One Year After the Bailout, Greece is Still Hurting
Konstantinos Sourmelis, a 56-year-old technician for OSE, Greece’s state-owned railway, marched to central Athens on Wednesday to send parliament a simple message: Stop selling out the country. Like the thousands of other demonstrators who protested in the country’s latest general strike, Sourmelis accuses the government of scapegoating OSE and public utilities as part of its proposed privatization plan, the next in a string of attempts to raise the billions that Greece owes foreign creditors. “In the long run, it’s going to hurt workers,” says Sourmelis, who makes about $2,000 a month and is worried about losing his job. “I don’t see the austerity measures working, so what difference will it make if we sell off our assets?
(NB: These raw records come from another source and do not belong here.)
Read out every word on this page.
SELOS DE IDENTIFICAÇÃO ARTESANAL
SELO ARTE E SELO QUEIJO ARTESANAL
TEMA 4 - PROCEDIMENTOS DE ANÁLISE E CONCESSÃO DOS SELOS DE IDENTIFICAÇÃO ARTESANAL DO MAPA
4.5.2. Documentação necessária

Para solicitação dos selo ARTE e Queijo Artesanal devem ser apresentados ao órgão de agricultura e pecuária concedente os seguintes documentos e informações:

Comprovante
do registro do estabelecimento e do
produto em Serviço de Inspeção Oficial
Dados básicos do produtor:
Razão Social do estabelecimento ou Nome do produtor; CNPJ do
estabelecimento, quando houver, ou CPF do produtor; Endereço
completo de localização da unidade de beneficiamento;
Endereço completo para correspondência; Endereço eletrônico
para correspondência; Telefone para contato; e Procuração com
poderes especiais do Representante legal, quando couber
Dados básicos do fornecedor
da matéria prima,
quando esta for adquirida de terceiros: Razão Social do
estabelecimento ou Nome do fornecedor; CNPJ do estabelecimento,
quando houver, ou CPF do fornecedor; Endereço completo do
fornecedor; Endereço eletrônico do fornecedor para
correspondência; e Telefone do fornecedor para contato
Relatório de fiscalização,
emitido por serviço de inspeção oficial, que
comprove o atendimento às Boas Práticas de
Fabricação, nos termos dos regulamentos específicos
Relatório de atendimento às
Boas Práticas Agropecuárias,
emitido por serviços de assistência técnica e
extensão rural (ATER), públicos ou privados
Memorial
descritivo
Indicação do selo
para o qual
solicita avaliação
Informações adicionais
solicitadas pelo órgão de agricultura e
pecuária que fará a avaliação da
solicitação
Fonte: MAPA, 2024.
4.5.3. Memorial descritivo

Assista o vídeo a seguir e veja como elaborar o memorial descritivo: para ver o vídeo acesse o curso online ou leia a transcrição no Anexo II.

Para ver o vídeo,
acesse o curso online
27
Won’t we just be giving away our autonomy for nothing?”

The demonstration on Wednesday was mostly peaceful, though at one point at least three people were injured in clashes between police and left-wing protesters. But Greeks still live with the ghosts of the protests that were held last May, when fringe anarchists firebombed a bank and killed three employees, including a pregnant woman. Earlier that month, Greece’s government had received more than $150 billion in loans from the European Union and International Monetary Fund to avoid defaulting on $400 billion in sovereign debt. To get the loan, the government had to introduce tough austerity measures that would hurt in the short term but eventually, it was hoped, put the nation back into the black. At the time, some responded with violence. One year on, most Greeks are still not convinced that the pain will pay off. And neither are the international markets that Greece so badly needs on its side.
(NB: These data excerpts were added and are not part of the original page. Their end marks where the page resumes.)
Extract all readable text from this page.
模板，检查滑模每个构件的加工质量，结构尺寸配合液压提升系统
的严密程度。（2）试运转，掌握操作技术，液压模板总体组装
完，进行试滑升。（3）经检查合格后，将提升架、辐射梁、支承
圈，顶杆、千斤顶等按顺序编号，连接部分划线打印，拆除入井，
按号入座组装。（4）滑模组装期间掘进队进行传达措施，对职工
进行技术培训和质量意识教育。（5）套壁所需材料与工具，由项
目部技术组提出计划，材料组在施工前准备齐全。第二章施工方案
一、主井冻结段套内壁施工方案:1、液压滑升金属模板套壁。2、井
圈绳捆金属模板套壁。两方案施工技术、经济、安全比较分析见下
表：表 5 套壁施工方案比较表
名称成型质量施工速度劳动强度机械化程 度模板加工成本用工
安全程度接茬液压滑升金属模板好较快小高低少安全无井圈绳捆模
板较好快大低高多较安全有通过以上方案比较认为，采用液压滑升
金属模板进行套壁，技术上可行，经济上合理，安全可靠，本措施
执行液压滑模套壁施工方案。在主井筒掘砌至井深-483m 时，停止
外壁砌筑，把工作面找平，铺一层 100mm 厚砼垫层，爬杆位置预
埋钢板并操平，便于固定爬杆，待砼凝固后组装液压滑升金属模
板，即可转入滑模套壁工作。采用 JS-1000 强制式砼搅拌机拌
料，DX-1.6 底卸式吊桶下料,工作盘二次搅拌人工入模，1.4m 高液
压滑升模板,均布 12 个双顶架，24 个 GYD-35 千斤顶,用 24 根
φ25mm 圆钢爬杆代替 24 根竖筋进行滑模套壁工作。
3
The mixture of cuts and tax hikes has succeeded in trimming the deficit by 5% — an impressive performance in a time of recession, economists say. But the austerity measures have also worsened the recession, now in its third year. And because of slumping output and rising unemployment, currently at 15.1%, the markets are still jittery, worried that Greece won’t be able to pay back the loans it took out a year ago. European Union leaders had been discussing another bailout for Greece, but are backing off for now. Still, E.U. leaders are international inspectors are pressing Greece to make stronger reforms. “The results of the past year have actually been mixed, with both good and bad developments. The markets react to the debt, which is still high,” says George Pagoulatos, a professor of political economy at Athens University of Economics and Business. “We have a long way to go before we recover.”
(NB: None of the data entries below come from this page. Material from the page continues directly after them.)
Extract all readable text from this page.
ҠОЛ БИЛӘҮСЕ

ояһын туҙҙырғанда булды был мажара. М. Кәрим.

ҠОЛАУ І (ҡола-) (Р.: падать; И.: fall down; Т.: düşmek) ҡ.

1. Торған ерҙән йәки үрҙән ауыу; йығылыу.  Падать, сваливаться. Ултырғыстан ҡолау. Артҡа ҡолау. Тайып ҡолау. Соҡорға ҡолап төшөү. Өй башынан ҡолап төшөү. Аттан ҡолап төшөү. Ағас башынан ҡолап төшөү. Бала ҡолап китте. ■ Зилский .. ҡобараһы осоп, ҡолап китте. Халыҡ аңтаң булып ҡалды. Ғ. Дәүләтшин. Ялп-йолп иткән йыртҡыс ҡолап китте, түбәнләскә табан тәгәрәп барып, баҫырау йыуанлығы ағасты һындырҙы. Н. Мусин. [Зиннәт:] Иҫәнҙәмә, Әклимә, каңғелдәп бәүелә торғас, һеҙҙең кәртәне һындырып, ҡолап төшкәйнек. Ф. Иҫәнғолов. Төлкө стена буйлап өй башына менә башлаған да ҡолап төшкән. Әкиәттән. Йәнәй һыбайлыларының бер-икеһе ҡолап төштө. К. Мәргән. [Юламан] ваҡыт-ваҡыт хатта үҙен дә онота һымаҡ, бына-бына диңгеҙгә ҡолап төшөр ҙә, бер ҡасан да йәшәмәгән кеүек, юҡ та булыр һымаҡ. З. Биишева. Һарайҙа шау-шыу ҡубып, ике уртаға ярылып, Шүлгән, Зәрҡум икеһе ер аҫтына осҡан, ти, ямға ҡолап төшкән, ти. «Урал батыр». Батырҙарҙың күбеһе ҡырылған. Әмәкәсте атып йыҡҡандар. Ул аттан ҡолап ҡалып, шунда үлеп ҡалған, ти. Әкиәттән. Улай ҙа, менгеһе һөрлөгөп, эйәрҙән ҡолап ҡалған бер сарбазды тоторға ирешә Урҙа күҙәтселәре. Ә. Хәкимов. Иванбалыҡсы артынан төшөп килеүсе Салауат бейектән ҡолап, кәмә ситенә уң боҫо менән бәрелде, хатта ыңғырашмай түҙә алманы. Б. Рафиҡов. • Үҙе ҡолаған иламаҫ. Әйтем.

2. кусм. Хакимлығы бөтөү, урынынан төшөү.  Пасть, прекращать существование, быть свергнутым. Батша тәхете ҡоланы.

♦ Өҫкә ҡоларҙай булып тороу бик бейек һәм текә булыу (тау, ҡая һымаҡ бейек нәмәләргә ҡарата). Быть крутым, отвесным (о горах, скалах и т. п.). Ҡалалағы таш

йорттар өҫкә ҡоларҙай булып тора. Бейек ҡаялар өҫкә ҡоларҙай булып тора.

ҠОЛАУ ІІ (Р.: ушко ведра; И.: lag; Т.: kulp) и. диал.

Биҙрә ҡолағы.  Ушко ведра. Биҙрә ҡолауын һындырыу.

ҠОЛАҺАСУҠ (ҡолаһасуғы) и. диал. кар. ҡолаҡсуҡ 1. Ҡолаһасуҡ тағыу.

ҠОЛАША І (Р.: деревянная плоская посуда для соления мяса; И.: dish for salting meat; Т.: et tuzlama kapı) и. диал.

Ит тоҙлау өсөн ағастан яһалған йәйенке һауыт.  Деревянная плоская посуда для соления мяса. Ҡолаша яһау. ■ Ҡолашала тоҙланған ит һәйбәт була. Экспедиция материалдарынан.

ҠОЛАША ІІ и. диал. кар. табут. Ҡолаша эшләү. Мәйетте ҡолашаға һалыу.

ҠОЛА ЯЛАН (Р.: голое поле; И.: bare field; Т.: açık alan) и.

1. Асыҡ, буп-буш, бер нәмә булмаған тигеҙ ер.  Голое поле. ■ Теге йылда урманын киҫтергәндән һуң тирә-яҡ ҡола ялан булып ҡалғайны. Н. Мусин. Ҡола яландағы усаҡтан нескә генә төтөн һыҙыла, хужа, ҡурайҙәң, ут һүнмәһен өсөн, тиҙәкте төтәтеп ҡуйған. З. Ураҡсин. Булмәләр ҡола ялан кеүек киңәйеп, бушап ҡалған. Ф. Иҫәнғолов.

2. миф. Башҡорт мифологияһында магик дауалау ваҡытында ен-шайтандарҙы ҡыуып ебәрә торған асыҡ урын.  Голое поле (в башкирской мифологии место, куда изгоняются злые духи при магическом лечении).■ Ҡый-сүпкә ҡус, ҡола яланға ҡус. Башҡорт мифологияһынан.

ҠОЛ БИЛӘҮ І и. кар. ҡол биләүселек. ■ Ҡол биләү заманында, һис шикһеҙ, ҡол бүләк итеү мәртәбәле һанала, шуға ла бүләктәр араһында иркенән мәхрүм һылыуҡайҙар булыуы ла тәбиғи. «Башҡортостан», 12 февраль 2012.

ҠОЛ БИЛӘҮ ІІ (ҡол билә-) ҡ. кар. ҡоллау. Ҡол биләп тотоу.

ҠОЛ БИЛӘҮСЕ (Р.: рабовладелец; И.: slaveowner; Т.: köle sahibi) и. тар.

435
On Monday, the ratings agency Standard & Poor’s downgraded Greece’s rating again, making it the lowest-rated country in Europe along with Belarus. The move followed a weekend of media speculation around an incendiary — and largely inaccurate — report on the website of German newsweekly Der Spiegel that said Greece was planning to leave the euro zone. European leaders and the Greek government have categorically denied the report, with the Greeks calling it “nearly criminal.”